Amazon criticised over Holocaust-themed Christmas tree ornaments and decorations

AMAZON HAS been condemned after it was discovered that Christmas tree ornaments featuring pictures of Auschwitz were being listed on the site alongside other Holocaust-themed decorations.

The American e-commerce company removed the products from sale after the Auschwitz-Birkenau Memorial and Museum expressed concern on social media over the sale of the items.

“Selling "Christmas ornaments" with images of Auschwitz does not seem appropriate,” they wrote on Twitter.

“Auschwitz on a bottle opener is rather disturbing and disrespectful.

Christmas tree ornaments and other decorations featuring pictures of the Nazi concentration camp were found on the website where they were described as "the ideal city souvenir" and perfect to "give it to a friend on different occasions as a gift".

More than 1.1 million people were systematically murdered at Auschwitz over the course of the Second World War.

Despite Amazon adhering to a request to delete the listings from sale, the Auschwitz-Birkenau Memorial and Museum went on to discover similar items remained available through the site.

These included a mousepad which was, disturbingly, described as the "massacre Auschwitcz Birkenau Jewish death".

Jonathan A. Greenblatt, chief executive of the Anti-Defamation League, told the New York Times: "It is hard to fathom why anyone would want to hang a Christmas ornament adorned with images of a concentration camp.

"These ornaments are deeply offensive by any measure. We’re relieved that Amazon has removed these items from sale."
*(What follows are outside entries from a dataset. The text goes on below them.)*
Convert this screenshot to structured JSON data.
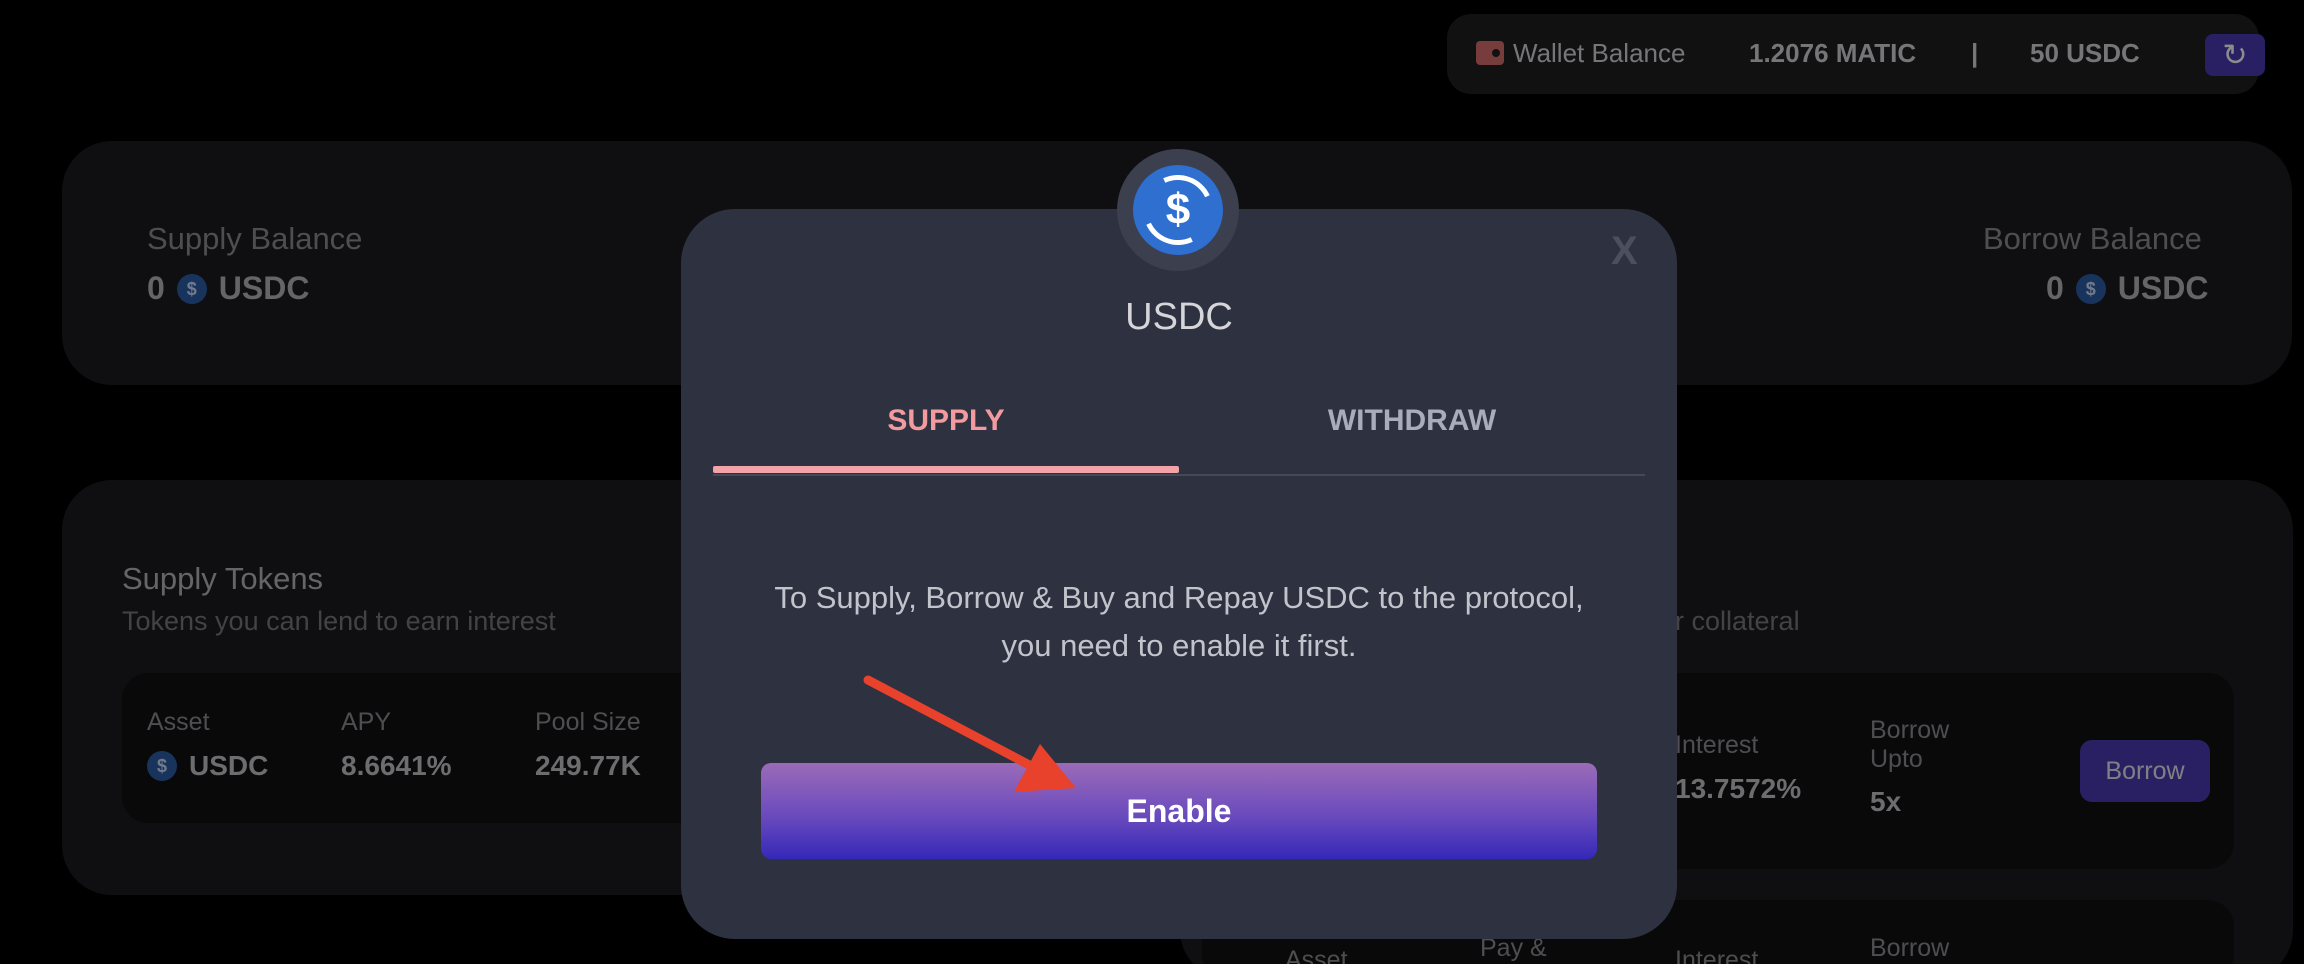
{
  "wallet": {
    "label": "Wallet Balance",
    "matic": "1.2076 MATIC",
    "separator": "|",
    "usdc": "50 USDC",
    "refresh_icon": "↻"
  },
  "summary": {
    "supply_label": "Supply Balance",
    "supply_value": "0",
    "supply_token": "USDC",
    "borrow_label": "Borrow Balance",
    "borrow_value": "0",
    "borrow_token": "USDC"
  },
  "supply_section": {
    "title": "Supply Tokens",
    "subtitle": "Tokens you can lend to earn interest",
    "headers": {
      "asset": "Asset",
      "apy": "APY",
      "pool_size": "Pool Size"
    },
    "row": {
      "asset": "USDC",
      "apy": "8.6641%",
      "pool_size": "249.77K"
    }
  },
  "borrow_section": {
    "subtitle_fragment": "er collateral",
    "row1": {
      "interest_label": "Interest",
      "interest_value": "13.7572%",
      "upto_label_1": "Borrow",
      "upto_label_2": "Upto",
      "upto_value": "5x",
      "button": "Borrow"
    },
    "row2": {
      "asset_label": "Asset",
      "pay_label": "Pay &",
      "interest_label": "Interest",
      "borrow_label": "Borrow"
    }
  },
  "modal": {
    "coin_icon": "$",
    "close": "X",
    "title": "USDC",
    "tabs": [
      "SUPPLY",
      "WITHDRAW"
    ],
    "message": "To Supply, Borrow & Buy and Repay USDC to the protocol, you need to enable it first.",
    "enable_button": "Enable"
  },
  "colors": {
    "accent_tab": "#f29a9e",
    "button_gradient_top": "#9b6bb8",
    "button_gradient_bottom": "#3528b8",
    "arrow": "#e8412c"
  }
}
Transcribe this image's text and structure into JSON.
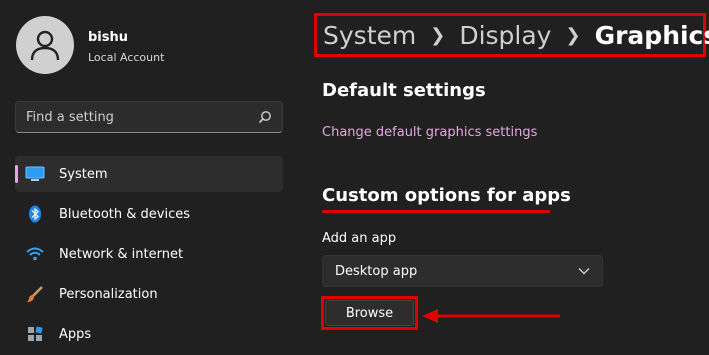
{
  "user": {
    "name": "bishu",
    "account_type": "Local Account"
  },
  "search": {
    "placeholder": "Find a setting"
  },
  "sidebar": {
    "items": [
      {
        "label": "System",
        "icon": "monitor-icon",
        "active": true
      },
      {
        "label": "Bluetooth & devices",
        "icon": "bluetooth-icon"
      },
      {
        "label": "Network & internet",
        "icon": "wifi-icon"
      },
      {
        "label": "Personalization",
        "icon": "paintbrush-icon"
      },
      {
        "label": "Apps",
        "icon": "apps-icon"
      }
    ]
  },
  "breadcrumb": {
    "items": [
      "System",
      "Display",
      "Graphics"
    ]
  },
  "main": {
    "default_settings": {
      "title": "Default settings",
      "link": "Change default graphics settings"
    },
    "custom_options": {
      "title": "Custom options for apps",
      "add_label": "Add an app",
      "dropdown_value": "Desktop app",
      "browse_label": "Browse"
    }
  },
  "colors": {
    "background": "#202020",
    "accent": "#e6a8e0",
    "annotation": "#e00000"
  }
}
An Amazon spokesperson confirmed in a statement that the products have been removed from the website and that "all sellers must follow our selling guidelines and those who do not will be subject to action, including potential removal of their account".

The discovery of these items comes months after online retailer Redbubble faced similar criticism over the sale of pillows, t-shirts and other items depicting the former Nazi concentration camp.